We've posted lately about the high-quality "test" features in a lot of magazines, particularly Bike magazine in the UK. Here's an idea.

Rick Parkington, motorcycle restorer and writer for Classic Bike, has been my hero for years. He's an advocate for all I love about old cars and bikes. I'm not interested in some gleaming, over-restored, never-used piece of garage jewellery. I want to see old junk used daily, used hard and looking old. And so does Rick



His bike collection is epic - A 1919 Blackburne, a Rex-Acme, a legendary Norton-framed, Vincent engined hybrid cafe racer that he's trying to make look more like a standard bike, a built-from-bits 500cc Gold Star. Cool collection, but they don't just sit there - he takes the Rex to track days and dices with machines 50 years younger.

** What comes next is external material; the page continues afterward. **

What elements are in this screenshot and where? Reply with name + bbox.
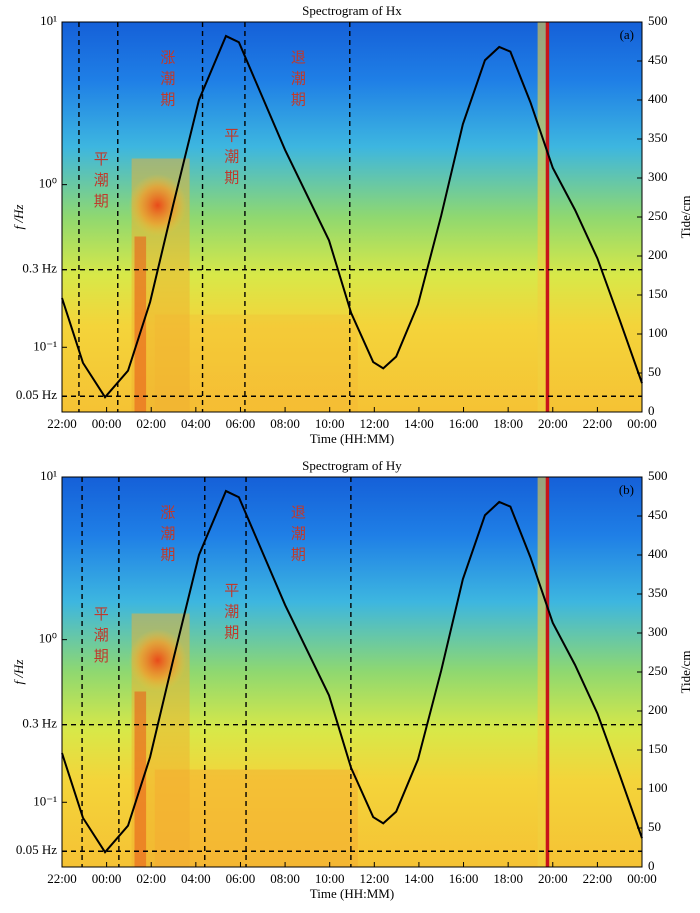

He can be relied on for an opinion on what's a reasonable amount of oil to leak in a cafe carpark or what metric thread bolt can best be mashed in to a Whitworth nut to get your Velocette KTT back on the grid. A handy man to know if you needed to grind in a new valve on the side of the road in the rain.

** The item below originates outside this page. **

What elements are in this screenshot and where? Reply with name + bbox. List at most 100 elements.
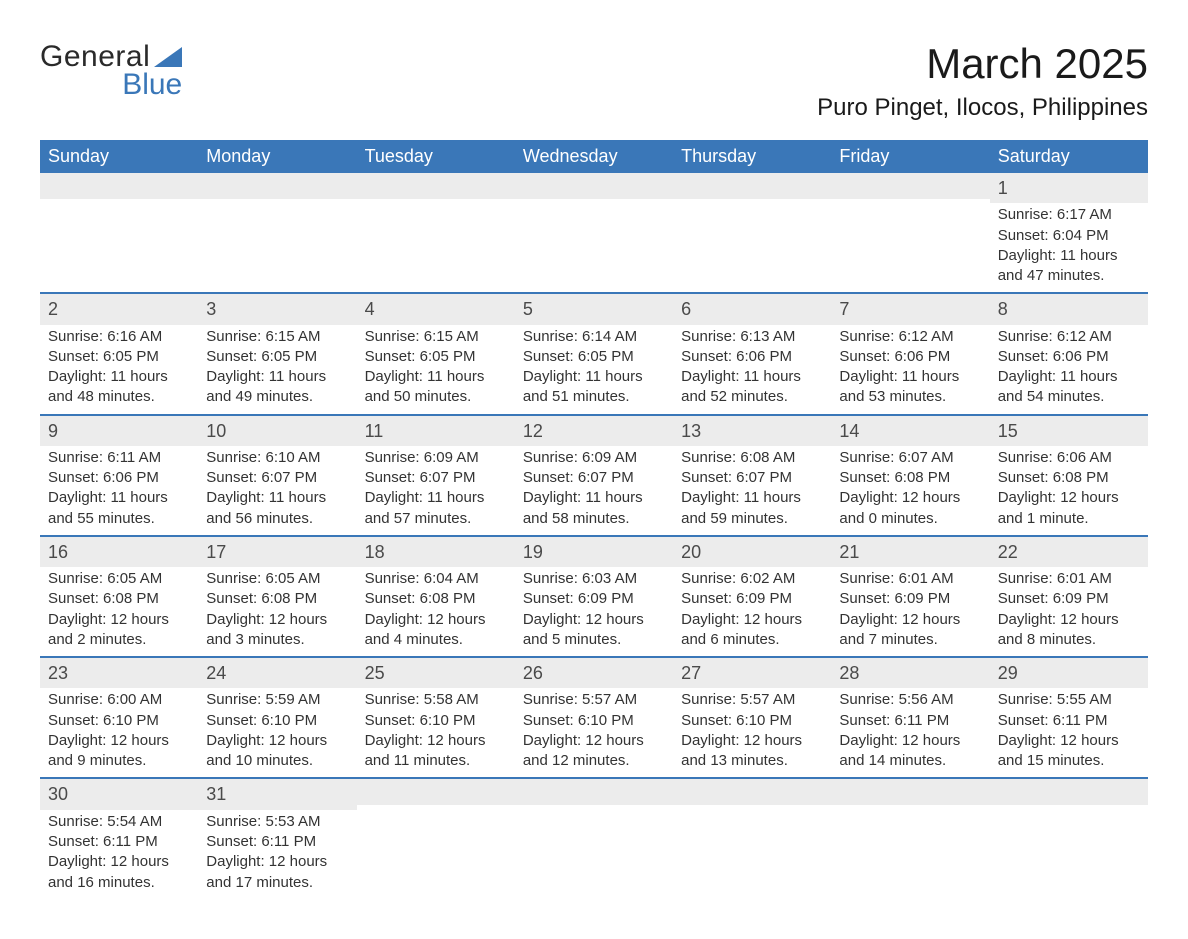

He says things like "My indicators are on the ends of my arms, so I wasn't concerned about the complex switch gear", when talking about a Japanese bike from before I was born.

I wonder, then, what he'd think of this:


The BMW S1000RR. It's all about the numbers - 1000cc, 193 brake horsepower, 200kg, 305km/h. It has ABS, traction control, 4 piston brakes and a  3 year warranty.

Daniel and I saw one in the flesh for the first time a few weeks ago as it lane split past my truck and stopped at a set of lights. We just stared until the light went green and it disappeared in a moment. We were spellbound, but I wonder what someone who rides a hot-rod Vincent on the street and races a 6hp veteran would think of it.